Guillemin and Pollack asks:
Explicitly exhibit enough parameterizations to cover $S^1 \times S^1 \subset R^4$.
My solution is given by $8$ parameterizations (closely following their example of parameterizing a circle):
$$f_1(x,z) = (x, \sqrt{1 - x^2}, z, \sqrt{1 - z^2})$$ $$f_2(x,z) = (x, -\sqrt{1 - x^2}, z, \sqrt{1 - z^2})$$ $$f_3(x,z) = (x, \sqrt{1 - x^2}, z, -\sqrt{1 - z^2})$$ $$f_4(x,z) = (x, -\sqrt{1 - x^2}, z, -\sqrt{1 - z^2})$$ $$f_5(y,w) = (y, \sqrt{1 - y^2}, w, \sqrt{1 - w^2})$$ $$f_6(y,w) = (y, -\sqrt{1 - y^2}, w, \sqrt{1 - w^2})$$ $$f_7(y,w) = (y, \sqrt{1 - y^2}, w, -\sqrt{1 - w^2})$$ $$f_8(y,w) = (y, -\sqrt{1 - y^2}, w, -\sqrt{1 - w^2})$$
I believe these are all I would need In terms of parameterizations but I am unsure, can anyone confirm or deny this?

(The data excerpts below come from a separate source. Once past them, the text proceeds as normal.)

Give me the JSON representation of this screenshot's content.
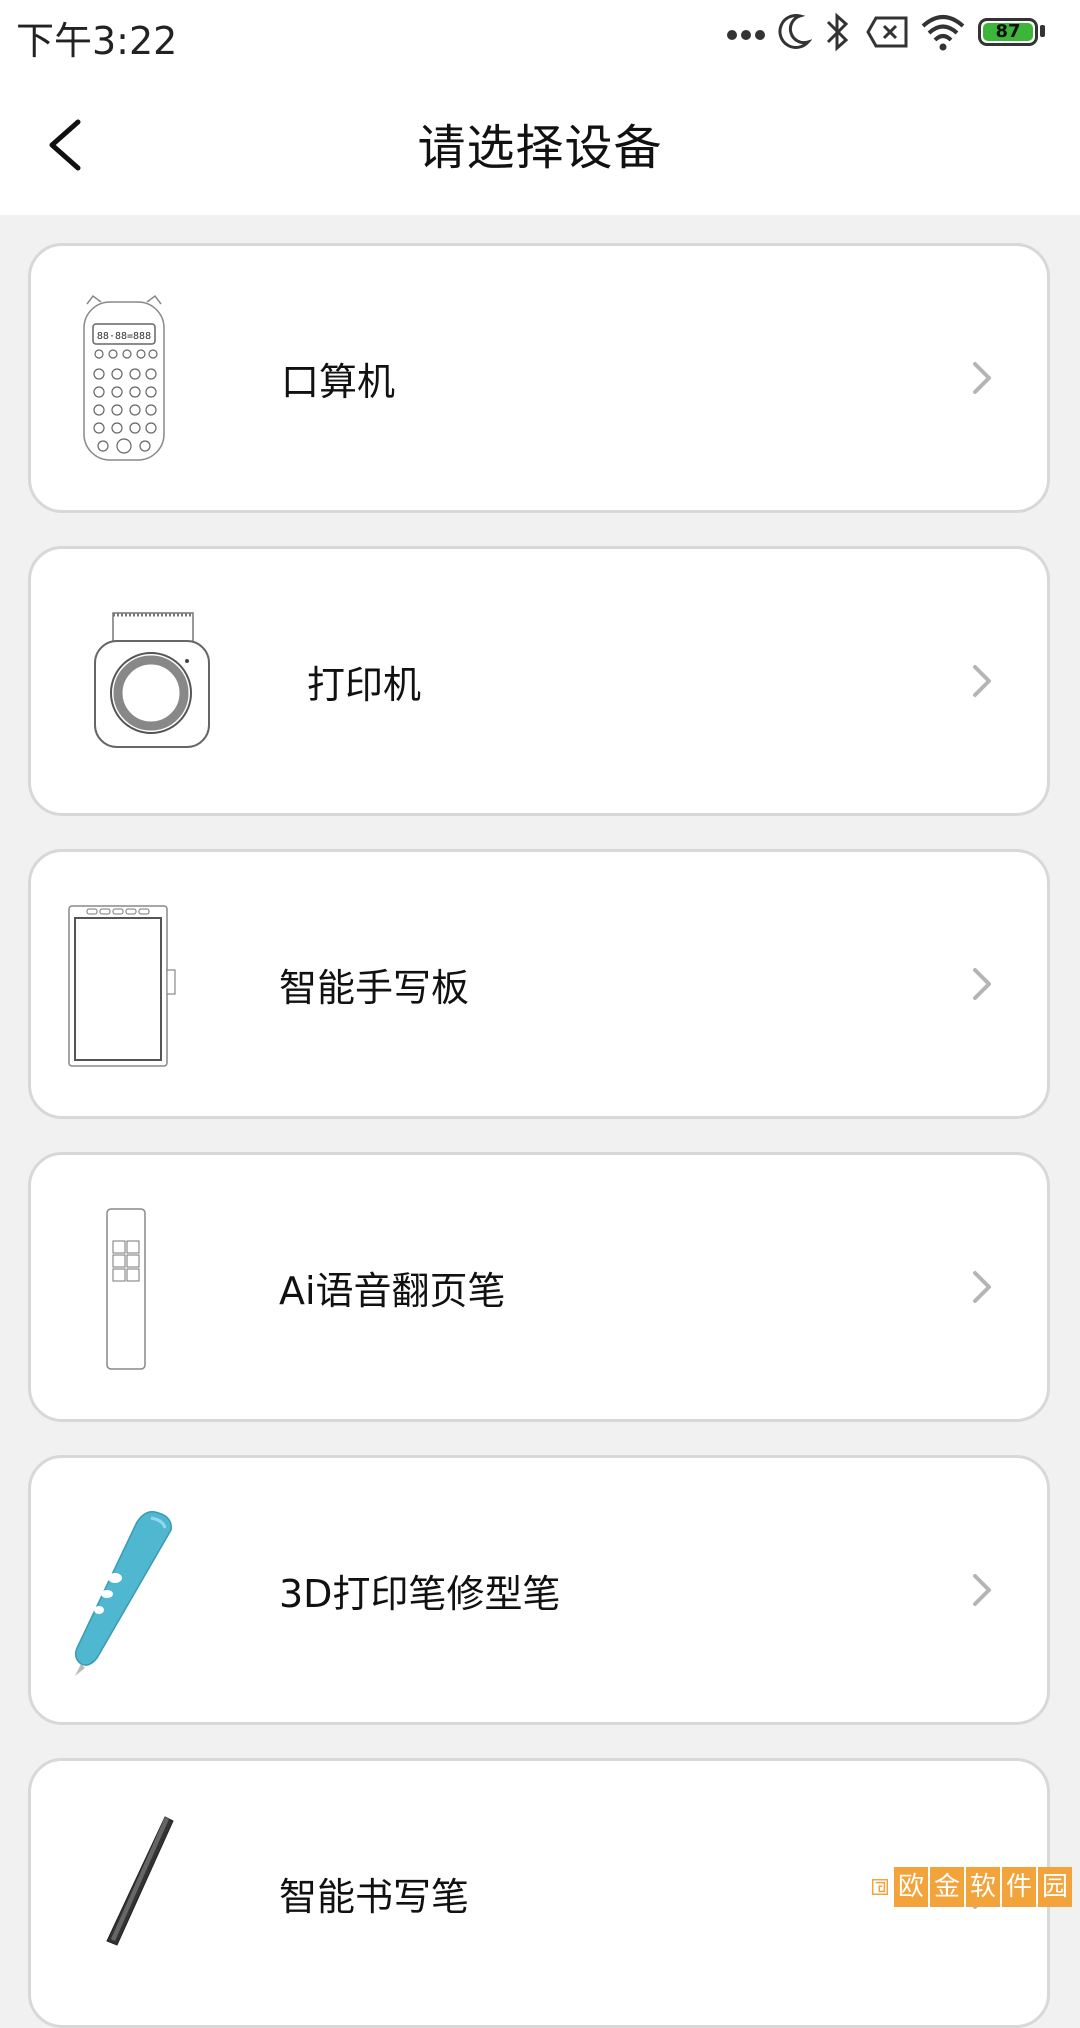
{
  "status_bar": {
    "time": "下午3:22",
    "battery": "87",
    "icons": [
      "more-dots-icon",
      "moon-icon",
      "bluetooth-icon",
      "sim-x-icon",
      "wifi-icon",
      "battery-icon"
    ]
  },
  "header": {
    "title": "请选择设备",
    "back_icon": "chevron-left-icon"
  },
  "devices": [
    {
      "label": "口算机",
      "image": "calculator-device"
    },
    {
      "label": "打印机",
      "image": "printer-device"
    },
    {
      "label": "智能手写板",
      "image": "writing-tablet-device"
    },
    {
      "label": "Ai语音翻页笔",
      "image": "presenter-pen-device"
    },
    {
      "label": "3D打印笔修型笔",
      "image": "3d-pen-device"
    },
    {
      "label": "智能书写笔",
      "image": "smart-pen-device"
    }
  ],
  "watermark": {
    "text": "欧金软件园"
  },
  "colors": {
    "accent_pen": "#4fb8d0",
    "card_border": "#d8d8d8",
    "battery": "#3cb53a"
  }
}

As pointed out by John Hughes and Andrew Hwang I have not considered every parameterization needed and made some mistakes in the existing parameterization. I have included an additional parameterizations and fixed the existing ones:
$$f_1(x,z) = (x, \sqrt{1 - x^2}, z, \sqrt{1 - z^2})$$ $$f_2(x,z) = (x, -\sqrt{1 - x^2}, z, \sqrt{1 - z^2})$$ $$f_3(x,z) = (x, \sqrt{1 - x^2}, z, -\sqrt{1 - z^2})$$ $$f_4(x,z) = (x, -\sqrt{1 - x^2}, z, -\sqrt{1 - z^2})$$ $$f_5(y,w) = (\sqrt{1 - y^2}, y, \sqrt{1 - w^2}, w)$$ $$f_6(y,w) = (-\sqrt{1 - y^2}, y, \sqrt{1 - w^2}, w)$$ $$f_7(y,w) = (\sqrt{1 - y^2}, y, -\sqrt{1 - w^2}, w)$$ $$f_8(y,w) = (-\sqrt{1 - y^2}, y, -\sqrt{1 - w^2}, w)$$
$$f_9(x,w) = (x, \sqrt{1 - x^2}, w, \sqrt{1 - w^2})$$ $$f_{10}(x,w) = (x, -\sqrt{1 - x^2}, w, \sqrt{1 - w^2})$$ $$f_{11}(x,w) = (x, \sqrt{1 - x^2}, w, -\sqrt{1 - w^2})$$ $$f_{12}(x,w) = (x, -\sqrt{1 - x^2}, w, -\sqrt{1 - w^2})$$ $$f_{13}(y,z) = (\sqrt{1 - y^2}, y, \sqrt{1 - z^2}, z)$$ $$f_{14}(y,z) = (-\sqrt{1 - y^2}, y, \sqrt{1 - z^2}, z)$$ $$f_{15}(y,z) = (\sqrt{1 - y^2}, y, -\sqrt{1 - z^2}, z)$$ $$f_{16}(y,z) = (-\sqrt{1 - y^2}, y, -\sqrt{1 - z^2}, z)$$
Note: $f_9$, $f_{10}$ ... are unnecessary, as an appropriate variable substitution can be made.